Not all high-consequence events make the news and capture national attention, like the Deepwater Horizon explosion or the release of methyl isocyanate in Bhopal, but by definition they cause serious, life-altering damage, injuries and deaths, affecting not only the persons involved, but their families, friends and coworkers, and in severe cases, the local community. At the very least, businesses are likely to suffer damage to their reputations, and the consequences may be much worse. According to the Federal Emergency Management Agency (FEMA), 40 percent of businesses do not reopen after a disaster, and another 25 percent fail within one year of reopening. A large number of these events had an extremely low probability of occurring, and yet they did. Nicolas Taleb refers to these types of occurrences as "black swan" events, and describes them as outliers, with extreme impact, and retrospective (though not prospective) predictability.
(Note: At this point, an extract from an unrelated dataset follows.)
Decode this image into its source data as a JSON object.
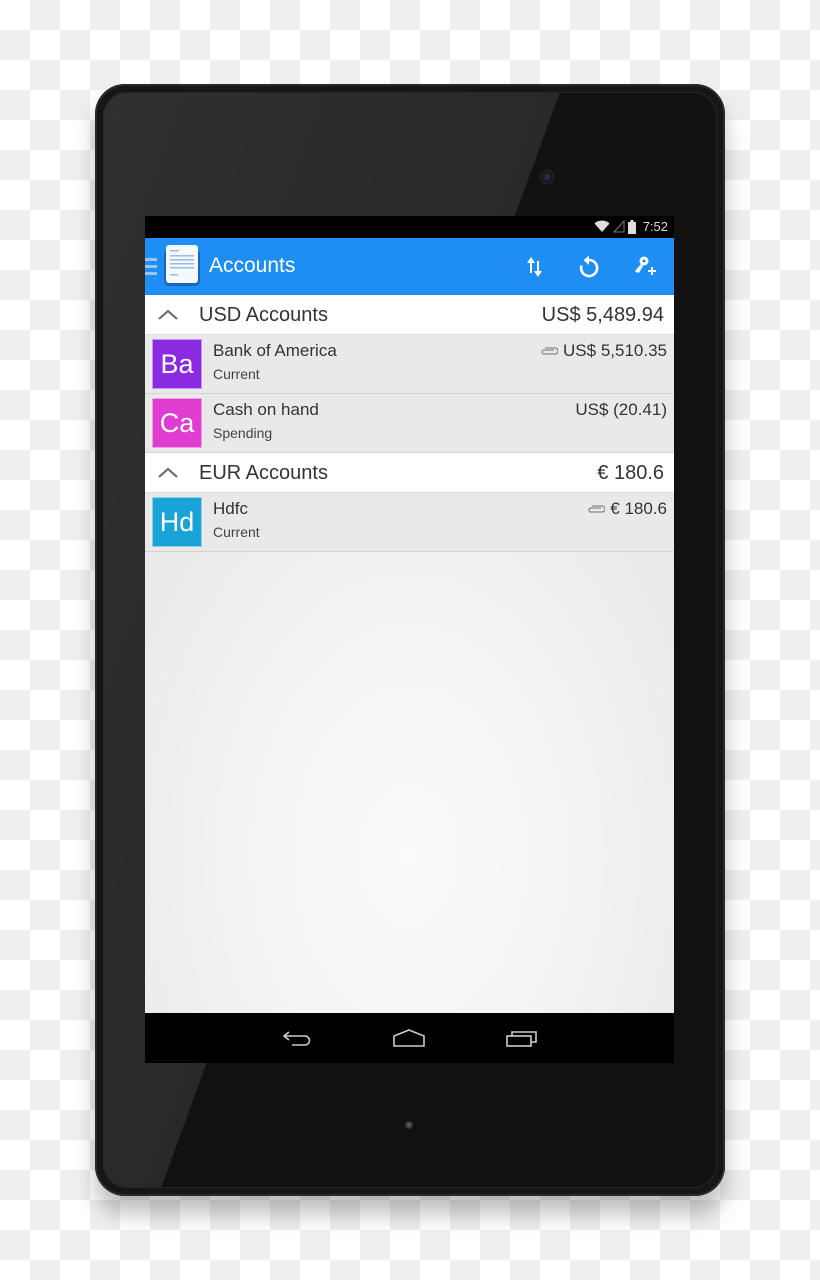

Current approaches to risk assessment are based on a determination of the probability and severity of incident outcomes. In addition to evaluating normal operating conditions, more sophisticated risk assessments often also evaluate the outcome of interruptions to normal operations (upset conditions). However, simple probability and severity analysis may not be adequate in evaluating low probability, high-consequence events.
In order to start understanding low-probability/high-consequence events, we want to look first at theories of how accidents are caused. One of the earliest theories is the Domino Theory, developed by H.W. Heinrich in 1932. As depicted below, it posits that accidents occur when the linkage for a chain reaction lines up like dominoes on end. Each of the factors in the chain is dependent on the preceding factor.